One of NELL's most important sources of negative training data comes from
mutual exclusion implied by the hierarchy of predicates. For instance, if
you look at the metadata for chemical
(https://rtw.ml.cmu.edu/rtw/kbbrowser/predmeta:chemical) you'll see a
section "mutexPredicates" indicating that academic fields, automobile
engines, body parts, etc. all should be treated as examples of things that
are not chemicals.
Now of course you've pointed out the sticky philosophical question of
trying to define what is and is not a chemical. And there's a bit of a
problem here because if we really wanted to try to nail down definitions
for all of our predicates and make them all 100% logically sound and
correct, then we'd be spending all of our time trying to do that and none
of it building NELL. But of course if we don't spend enough time doing
that, then NELL won't be able to learn well. That's why the descriptions
for many of the predicates are carefully worded -- chemical, for instance,
is defined to include molecular names but not mixtures of different kinds
of molecules. That's a pretty debatable definition, but at least it is
easy for a human to judge, and it manages to get things mostly right, and
to demonstrate that the basic approach is workable for the common cases.

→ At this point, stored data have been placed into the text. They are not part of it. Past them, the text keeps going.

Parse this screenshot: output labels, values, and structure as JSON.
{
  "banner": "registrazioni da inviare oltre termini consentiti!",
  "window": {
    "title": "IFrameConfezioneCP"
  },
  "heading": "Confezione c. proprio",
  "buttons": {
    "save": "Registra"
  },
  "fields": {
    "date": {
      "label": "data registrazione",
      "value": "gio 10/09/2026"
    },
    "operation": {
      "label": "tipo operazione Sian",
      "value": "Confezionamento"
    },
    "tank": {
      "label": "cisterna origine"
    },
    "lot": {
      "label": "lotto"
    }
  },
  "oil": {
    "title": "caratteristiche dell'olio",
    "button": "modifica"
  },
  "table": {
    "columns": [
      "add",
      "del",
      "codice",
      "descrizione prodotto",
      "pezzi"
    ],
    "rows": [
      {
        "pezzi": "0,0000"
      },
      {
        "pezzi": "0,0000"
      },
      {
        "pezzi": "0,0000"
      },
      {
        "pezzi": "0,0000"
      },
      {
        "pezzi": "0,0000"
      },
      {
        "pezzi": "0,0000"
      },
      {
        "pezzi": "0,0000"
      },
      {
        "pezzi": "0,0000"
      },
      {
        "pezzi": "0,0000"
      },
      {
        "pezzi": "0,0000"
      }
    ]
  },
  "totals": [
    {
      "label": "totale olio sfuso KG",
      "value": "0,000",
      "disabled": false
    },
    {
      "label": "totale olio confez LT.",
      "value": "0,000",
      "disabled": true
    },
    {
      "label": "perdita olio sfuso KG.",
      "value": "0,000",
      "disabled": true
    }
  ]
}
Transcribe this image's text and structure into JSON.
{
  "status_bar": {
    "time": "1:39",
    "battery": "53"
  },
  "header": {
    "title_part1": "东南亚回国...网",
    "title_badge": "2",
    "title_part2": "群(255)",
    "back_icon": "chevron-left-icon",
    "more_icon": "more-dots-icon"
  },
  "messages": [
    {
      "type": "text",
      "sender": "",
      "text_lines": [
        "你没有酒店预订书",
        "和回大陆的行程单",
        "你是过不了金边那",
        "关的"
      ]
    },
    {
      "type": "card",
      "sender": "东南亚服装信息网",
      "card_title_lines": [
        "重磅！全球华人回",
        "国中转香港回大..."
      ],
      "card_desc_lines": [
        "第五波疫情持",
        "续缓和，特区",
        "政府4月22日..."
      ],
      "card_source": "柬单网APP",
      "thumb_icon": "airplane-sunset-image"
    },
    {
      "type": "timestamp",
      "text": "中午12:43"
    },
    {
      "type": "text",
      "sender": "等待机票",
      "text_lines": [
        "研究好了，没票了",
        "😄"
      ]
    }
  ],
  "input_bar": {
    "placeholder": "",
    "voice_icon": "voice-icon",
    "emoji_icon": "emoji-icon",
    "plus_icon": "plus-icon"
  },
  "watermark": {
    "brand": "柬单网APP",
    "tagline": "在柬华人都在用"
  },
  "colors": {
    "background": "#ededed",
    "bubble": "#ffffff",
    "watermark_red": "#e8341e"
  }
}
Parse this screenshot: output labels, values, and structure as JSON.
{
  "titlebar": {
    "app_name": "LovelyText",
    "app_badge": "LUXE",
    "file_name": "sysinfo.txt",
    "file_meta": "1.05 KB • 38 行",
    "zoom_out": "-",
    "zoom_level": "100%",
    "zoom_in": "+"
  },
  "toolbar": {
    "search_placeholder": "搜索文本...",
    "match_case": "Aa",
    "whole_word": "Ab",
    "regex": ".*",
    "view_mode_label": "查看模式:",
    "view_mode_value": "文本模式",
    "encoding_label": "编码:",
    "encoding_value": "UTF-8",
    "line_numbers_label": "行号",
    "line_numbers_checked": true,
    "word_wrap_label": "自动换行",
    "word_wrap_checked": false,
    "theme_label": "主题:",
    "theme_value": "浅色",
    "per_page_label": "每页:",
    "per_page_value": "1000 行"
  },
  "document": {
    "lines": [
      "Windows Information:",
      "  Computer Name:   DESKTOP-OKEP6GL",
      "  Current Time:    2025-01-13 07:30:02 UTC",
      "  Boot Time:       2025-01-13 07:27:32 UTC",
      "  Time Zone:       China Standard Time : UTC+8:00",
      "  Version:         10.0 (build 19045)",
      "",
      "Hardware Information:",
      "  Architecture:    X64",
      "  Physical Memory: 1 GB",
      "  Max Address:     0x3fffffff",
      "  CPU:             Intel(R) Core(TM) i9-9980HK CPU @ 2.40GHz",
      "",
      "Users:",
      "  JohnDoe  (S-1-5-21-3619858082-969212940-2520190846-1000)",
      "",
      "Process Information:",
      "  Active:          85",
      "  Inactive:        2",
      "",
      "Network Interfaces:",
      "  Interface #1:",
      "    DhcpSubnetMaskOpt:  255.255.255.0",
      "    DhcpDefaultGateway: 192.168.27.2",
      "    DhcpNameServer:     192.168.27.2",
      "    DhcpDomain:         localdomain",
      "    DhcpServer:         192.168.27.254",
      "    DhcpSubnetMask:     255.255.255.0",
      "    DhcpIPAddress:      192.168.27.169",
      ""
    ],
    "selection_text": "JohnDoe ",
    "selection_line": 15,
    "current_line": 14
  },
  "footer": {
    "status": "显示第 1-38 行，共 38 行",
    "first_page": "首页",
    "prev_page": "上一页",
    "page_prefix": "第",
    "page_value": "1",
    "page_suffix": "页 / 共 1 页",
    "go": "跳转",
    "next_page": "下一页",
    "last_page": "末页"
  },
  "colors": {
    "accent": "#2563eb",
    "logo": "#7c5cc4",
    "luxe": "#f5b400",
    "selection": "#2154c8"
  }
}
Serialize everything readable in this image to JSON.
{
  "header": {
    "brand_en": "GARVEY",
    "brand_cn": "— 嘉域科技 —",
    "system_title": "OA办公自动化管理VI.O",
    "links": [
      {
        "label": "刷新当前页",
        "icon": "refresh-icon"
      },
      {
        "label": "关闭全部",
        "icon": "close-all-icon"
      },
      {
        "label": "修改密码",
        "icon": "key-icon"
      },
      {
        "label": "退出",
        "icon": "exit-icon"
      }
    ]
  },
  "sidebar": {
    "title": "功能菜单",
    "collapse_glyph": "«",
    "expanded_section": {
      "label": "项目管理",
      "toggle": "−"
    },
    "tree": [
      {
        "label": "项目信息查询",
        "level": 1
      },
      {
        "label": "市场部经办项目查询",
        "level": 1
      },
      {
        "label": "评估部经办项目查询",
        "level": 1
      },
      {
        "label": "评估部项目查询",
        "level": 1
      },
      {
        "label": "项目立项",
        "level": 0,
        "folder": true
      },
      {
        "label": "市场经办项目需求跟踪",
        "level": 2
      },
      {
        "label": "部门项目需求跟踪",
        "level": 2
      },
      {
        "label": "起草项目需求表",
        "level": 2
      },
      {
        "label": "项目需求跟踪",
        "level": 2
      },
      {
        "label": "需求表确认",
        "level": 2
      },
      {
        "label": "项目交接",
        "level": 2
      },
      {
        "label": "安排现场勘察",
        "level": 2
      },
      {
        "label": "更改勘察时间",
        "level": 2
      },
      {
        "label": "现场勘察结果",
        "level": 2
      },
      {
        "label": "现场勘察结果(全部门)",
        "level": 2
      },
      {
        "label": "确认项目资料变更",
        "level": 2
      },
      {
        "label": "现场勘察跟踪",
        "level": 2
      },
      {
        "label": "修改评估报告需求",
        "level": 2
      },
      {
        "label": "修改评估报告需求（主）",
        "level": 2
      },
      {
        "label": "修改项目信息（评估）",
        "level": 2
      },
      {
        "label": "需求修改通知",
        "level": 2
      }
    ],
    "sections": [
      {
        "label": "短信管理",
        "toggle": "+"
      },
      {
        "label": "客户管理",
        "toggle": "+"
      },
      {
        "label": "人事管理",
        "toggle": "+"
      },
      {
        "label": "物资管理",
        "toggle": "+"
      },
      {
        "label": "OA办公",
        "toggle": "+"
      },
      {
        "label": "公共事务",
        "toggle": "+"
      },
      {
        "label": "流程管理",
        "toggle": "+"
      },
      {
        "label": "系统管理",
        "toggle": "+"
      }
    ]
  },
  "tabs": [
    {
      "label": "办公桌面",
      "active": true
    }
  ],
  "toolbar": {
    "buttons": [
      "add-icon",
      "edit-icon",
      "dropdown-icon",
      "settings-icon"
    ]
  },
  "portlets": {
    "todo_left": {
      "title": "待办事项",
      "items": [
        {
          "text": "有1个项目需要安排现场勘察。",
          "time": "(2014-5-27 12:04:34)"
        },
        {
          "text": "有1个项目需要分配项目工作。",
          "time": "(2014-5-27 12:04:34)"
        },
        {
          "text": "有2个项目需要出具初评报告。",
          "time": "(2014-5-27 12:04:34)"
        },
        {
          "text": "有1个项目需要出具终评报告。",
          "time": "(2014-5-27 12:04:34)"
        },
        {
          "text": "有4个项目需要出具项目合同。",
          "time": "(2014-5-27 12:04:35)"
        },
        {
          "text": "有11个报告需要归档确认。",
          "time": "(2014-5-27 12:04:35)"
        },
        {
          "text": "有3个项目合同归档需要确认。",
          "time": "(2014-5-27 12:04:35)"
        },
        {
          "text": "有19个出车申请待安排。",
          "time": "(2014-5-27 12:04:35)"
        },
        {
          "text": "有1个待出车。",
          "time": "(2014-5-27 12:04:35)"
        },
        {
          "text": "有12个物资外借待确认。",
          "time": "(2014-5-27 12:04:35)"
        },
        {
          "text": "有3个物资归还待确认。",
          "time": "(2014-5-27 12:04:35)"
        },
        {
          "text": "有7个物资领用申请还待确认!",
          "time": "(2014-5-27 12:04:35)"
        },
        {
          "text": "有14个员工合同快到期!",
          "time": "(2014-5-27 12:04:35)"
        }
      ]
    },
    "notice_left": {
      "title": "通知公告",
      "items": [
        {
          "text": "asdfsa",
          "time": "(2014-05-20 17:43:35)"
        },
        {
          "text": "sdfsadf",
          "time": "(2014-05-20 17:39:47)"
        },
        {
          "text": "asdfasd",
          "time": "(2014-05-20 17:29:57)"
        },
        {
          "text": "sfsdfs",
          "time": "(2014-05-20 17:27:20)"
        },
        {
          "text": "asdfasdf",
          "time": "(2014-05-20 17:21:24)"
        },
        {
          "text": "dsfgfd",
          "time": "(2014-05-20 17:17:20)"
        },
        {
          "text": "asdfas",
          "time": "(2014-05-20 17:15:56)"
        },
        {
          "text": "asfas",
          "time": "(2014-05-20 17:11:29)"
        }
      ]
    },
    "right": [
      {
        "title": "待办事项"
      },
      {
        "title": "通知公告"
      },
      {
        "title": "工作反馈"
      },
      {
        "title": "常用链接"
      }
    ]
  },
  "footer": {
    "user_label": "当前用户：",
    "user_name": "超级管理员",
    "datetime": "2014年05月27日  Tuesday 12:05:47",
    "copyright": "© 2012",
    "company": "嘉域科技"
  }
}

Ultimately, we're going to have to move toward a less black-and-white way
of doing things. For instance, we've defined "fruit" in a very literal
way so that tomatoes, nuts, and beans are all technically fruits, but we
probably want to say instead that that technical definition is right 95%
of the time or something like that, and allow NELL to learn that some
technical fruits are generally or can generally be regarded as vegetables.